Relatively complex function breaking with Zygote - what limitations exist for differential programming?

Hello, I am new to Julia (although not really to programming) and not a top-brain in calculus or statistical learning - although I think I have enough background to understand complex stuff if I put a bit of time :smiley: I was evaluating which kind of code complexity I can use with Zygote.
I wrote this snippet:

using Zygote

@enum TaskType TaskA=1 TaskB

function process_items(cost_per_item::Int64, items_per_tick::Int64, items::Array{TaskType, 1})
    processing::Array{Int64,1} = Int64[]
    for i in items
        cost = cost_per_item
        if i == TaskB
            cost = cost_per_item * 2
        end
        push!(processing, cost)
    end

    to_process::Int64 = size(processing)[1]
    ticks::Int64 = 0
    while to_process > 0
        processed_this_tick::Int64 = 0
        next::Int64 = 1
        while processed_this_tick < items_per_tick && (next <= size(processing)[1])
            processing[next] -= 1
            if processing[next] <= 0
                deleteat!(processing, next)
            else
                next += 1
            end
            processed_this_tick += 1
        end
        ticks += 1
        to_process = size(processing)[1]
    end

    return ticks
end

cpi = 2
ipt = 4
g = gradient(
    (cost_per_item, item_per_tick) -> process_items(cost_per_item, item_per_tick, [TaskA, TaskA, TaskA, TaskA, TaskA, TaskA, TaskA, TaskA])
    , cpi, ipt)
println(g)

My idea was to get gradients for (cost_per_item, item_per_tick) while calling the function on some known “Tasks”, and the idea is then to write an “optimizer” that could find the optimal values for those items given the Tasks via eg. backpropagation.

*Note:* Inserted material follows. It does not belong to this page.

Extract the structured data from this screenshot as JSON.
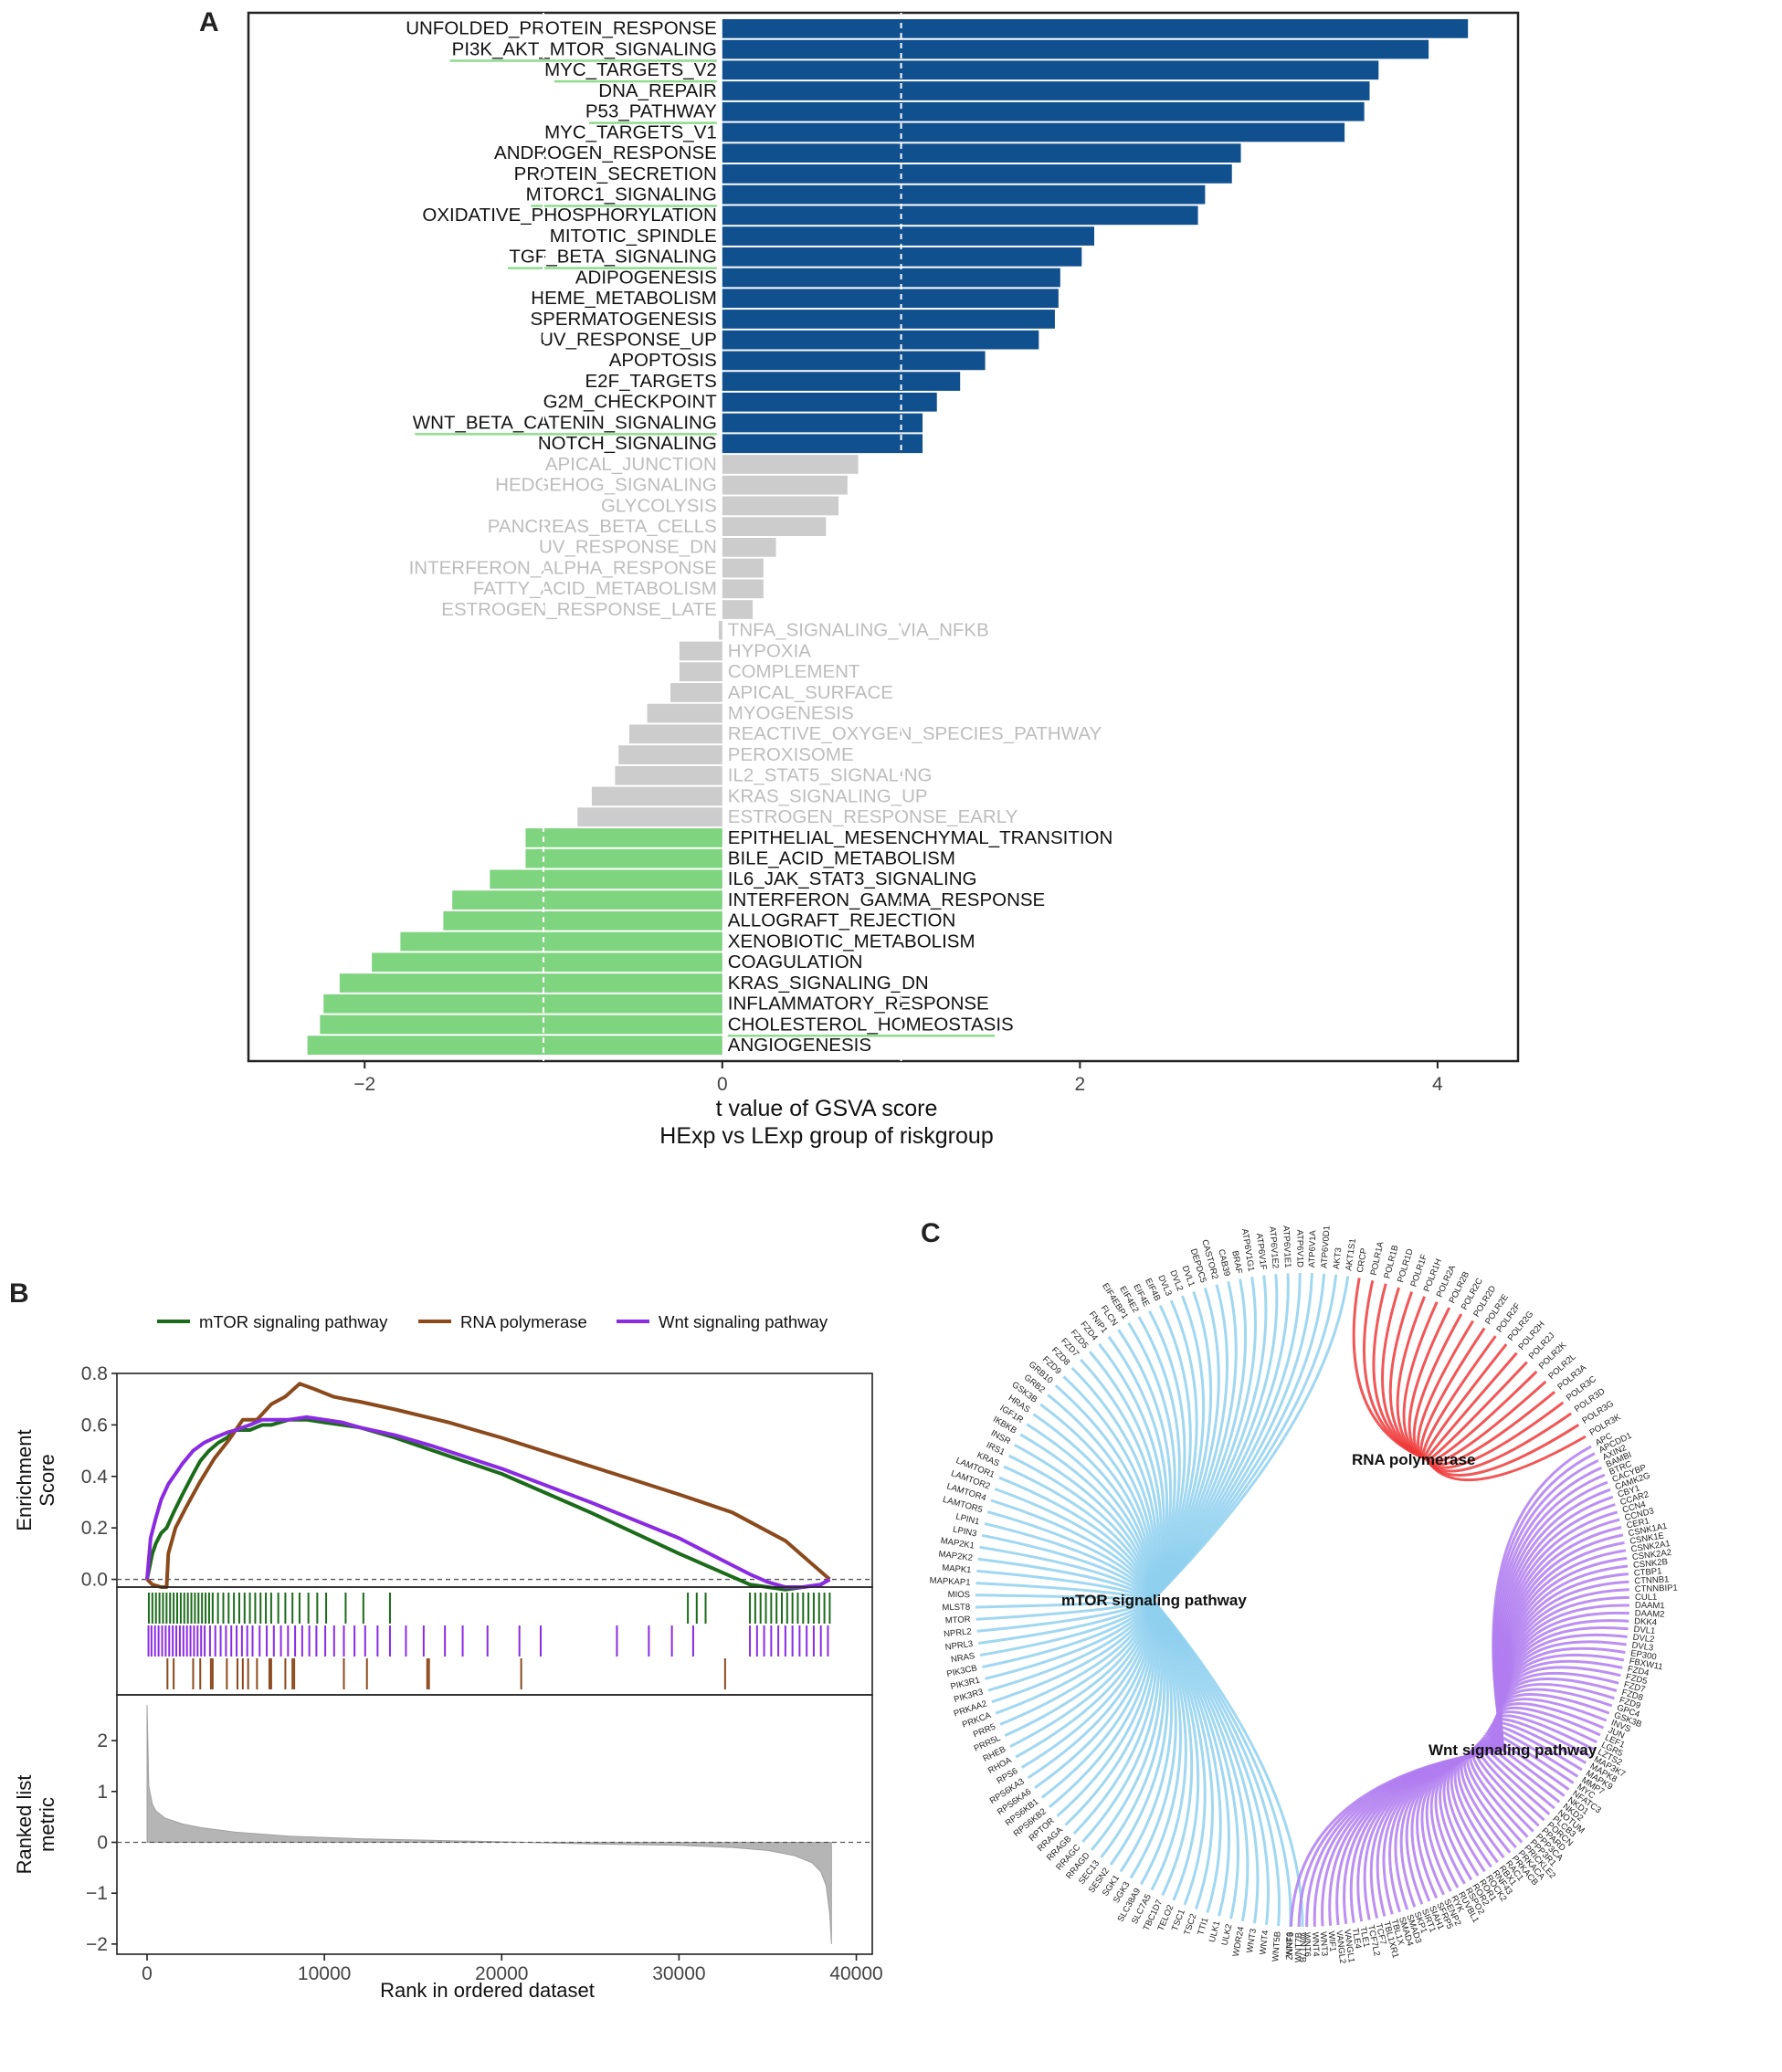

If I try to run the code, I get:

ERROR: LoadError: Can't differentiate foreigncall expression
Stacktrace:
  [1] error(s::String)
    @ Base .\error.jl:33
  [2] Pullback
    @ .\array.jl:895 [inlined]
  [3] (::typeof(∂(_deleteat!)))(Δ::Nothing)
    @ Zygote C:\Users\Rudi\.julia\packages\Zygote\nsu1Y\src\compiler\interface2.jl:0
  [4] Pullback
    @ .\array.jl:1339 [inlined]
  [5] (::typeof(∂(deleteat!)))(Δ::Nothing)
    @ Zygote C:\Users\Rudi\.julia\packages\Zygote\nsu1Y\src\compiler\interface2.jl:0
  [6] Pullback
    @ C:\Users\Rudi\Documents\myprojects\julia_experiments\micro_processor.jl:23 [inlined]
  [7] (::typeof(∂(process_items)))(Δ::Int64)
    @ Zygote C:\Users\Rudi\.julia\packages\Zygote\nsu1Y\src\compiler\interface2.jl:0
  [8] Pullback
    @ C:\Users\Rudi\Documents\myprojects\julia_experiments\micro_processor.jl:51 [inlined]
  [9] (::typeof(∂(#1)))(Δ::Int64)
    @ Zygote C:\Users\Rudi\.julia\packages\Zygote\nsu1Y\src\compiler\interface2.jl:0
 [10] (::Zygote.var"#50#51"{typeof(∂(#1))})(Δ::Int64)
    @ Zygote C:\Users\Rudi\.julia\packages\Zygote\nsu1Y\src\compiler\interface.jl:41
 [11] gradient(::Function, ::Int64, ::Vararg{Int64, N} where N)
    @ Zygote C:\Users\Rudi\.julia\packages\Zygote\nsu1Y\src\compiler\interface.jl:76
 [12] top-level scope
    @ C:\Users\Rudi\Documents\myprojects\julia_experiments\micro_processor.jl:50
in expression starting at C:\Users\Rudi\Documents\myprojects\julia_experiments\micro_processor.jl:50

Now, somehow I seem to understand I can’t use “deleteat!”, which might even be understandable, since it has side-effects-oh-my etc. However, I was wondering:

  • Is “deleteat” really not expected to work with Zygote?
  • What are the things I should be careful with when writing code I want to differentiate, eg, which constructs or functions should I avoid? Like, “push!” seems to be ok in this case, is it?
  • Maybe difficult question, however: is what I am trying to do (getting gradients only for those 2 variables, then try to back-propagate) something that I should be able to accomplish?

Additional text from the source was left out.